Now when Joshua was near Jericho, he looked up and saw a man standing in front of him with a drawn sword in his hand. Joshua went up to him and asked, “Are you for us or for our enemies?”
“Neither,” he replied, “but as commander of the army of the Lord I have now come.” Then Joshua fell facedown to the ground in reverence, and asked him, “What message does my Lord have for his servant?”
This is the message of God’s heart. God is on no one’s side, and neither should we be. We are on the side of truth and peace and love wherever we find it. Many times this will be on the side of our so called enemies.
So peacekeepers are called children of God. What is this all about? It really isn’t that complicated. The God we serve is the God of peace. Through his son, he has brought peace. It is our job to repeat what he has done. So that is what a peacemaker is. Typically royalty and rulers would be called the sons of God. These are ones that would go to war and fight for the rights of their people. They would take a side and through violence try to come out on top. Jesus, like we mentioned before, says whoa there, I’m not into that kind of thing, I’m a peace maker. I don’t want to be your king and take your side. I’m here for all people. Prince of Peace. So if you really want to be true sons of God, not the kinds that win through violence, then you need to be a peacemaker.
Now peacemaking is a divine work.
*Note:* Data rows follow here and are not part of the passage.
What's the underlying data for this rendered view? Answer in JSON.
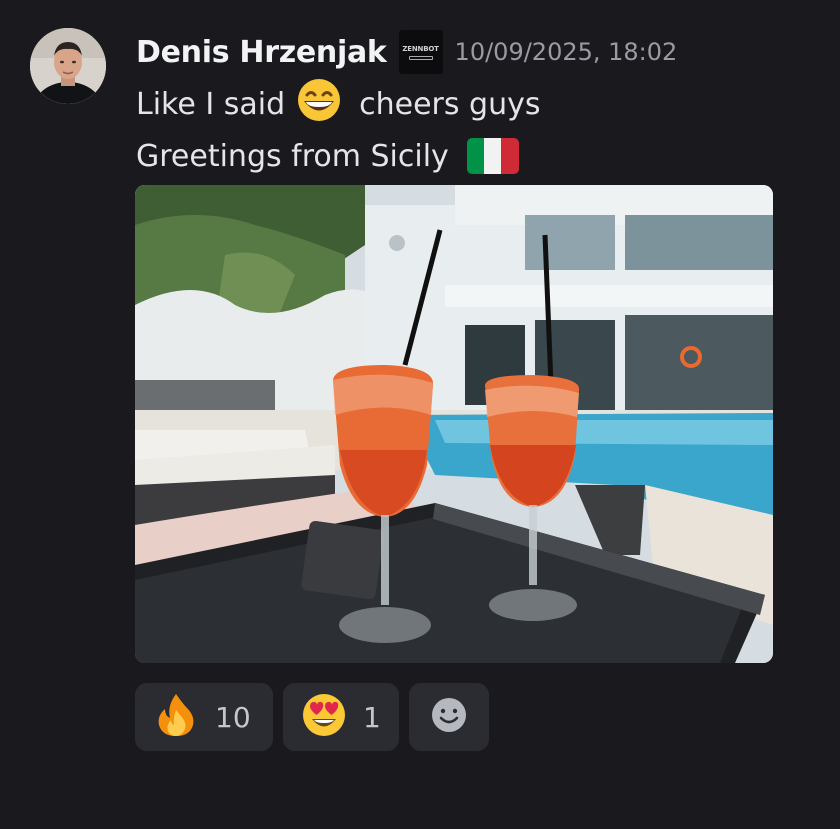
{
  "message": {
    "author": "Denis Hrzenjak",
    "badge_text": "ZENNBOT",
    "timestamp": "10/09/2025, 18:02",
    "line1_before": "Like I said",
    "line1_emoji": "grinning-face",
    "line1_after": "cheers guys",
    "line2_text": "Greetings from Sicily",
    "line2_emoji": "flag-italy",
    "attachment": "photo of two spritz cocktails on a poolside table"
  },
  "reactions": [
    {
      "emoji": "fire",
      "count": "10"
    },
    {
      "emoji": "heart-eyes",
      "count": "1"
    }
  ],
  "colors": {
    "background": "#1a1a1e",
    "reaction_bg": "#2b2c31",
    "timestamp": "#9a9ba3",
    "username": "#f2f3f5",
    "flag_green": "#009246",
    "flag_white": "#f1f2f1",
    "flag_red": "#ce2b37"
  }
}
For peace means reconciliation, and God is the author of peace and of reconciliation. … It is hardly surprising, therefore, that the particular blessing which attaches to peacemakers is that “they shall be called sons of God.” For they are seeking to do what their Father has done, loving people with his love.
John R. W. Stott
Just like in the story that Kristine told us before hand, this whole idea of making peace comes from actively seeking to do it. Not just looking for conflict and then trying to fix it, but always being aware and always being the hands and feet of Christ to actively bring peace and perspective to all situations for all people. Picking sides is for people who don’t understand their own plight. Picking sides is for those who refuse to see themselves in need of God. Peacemakers are those that make peace through their own humility and need for the other.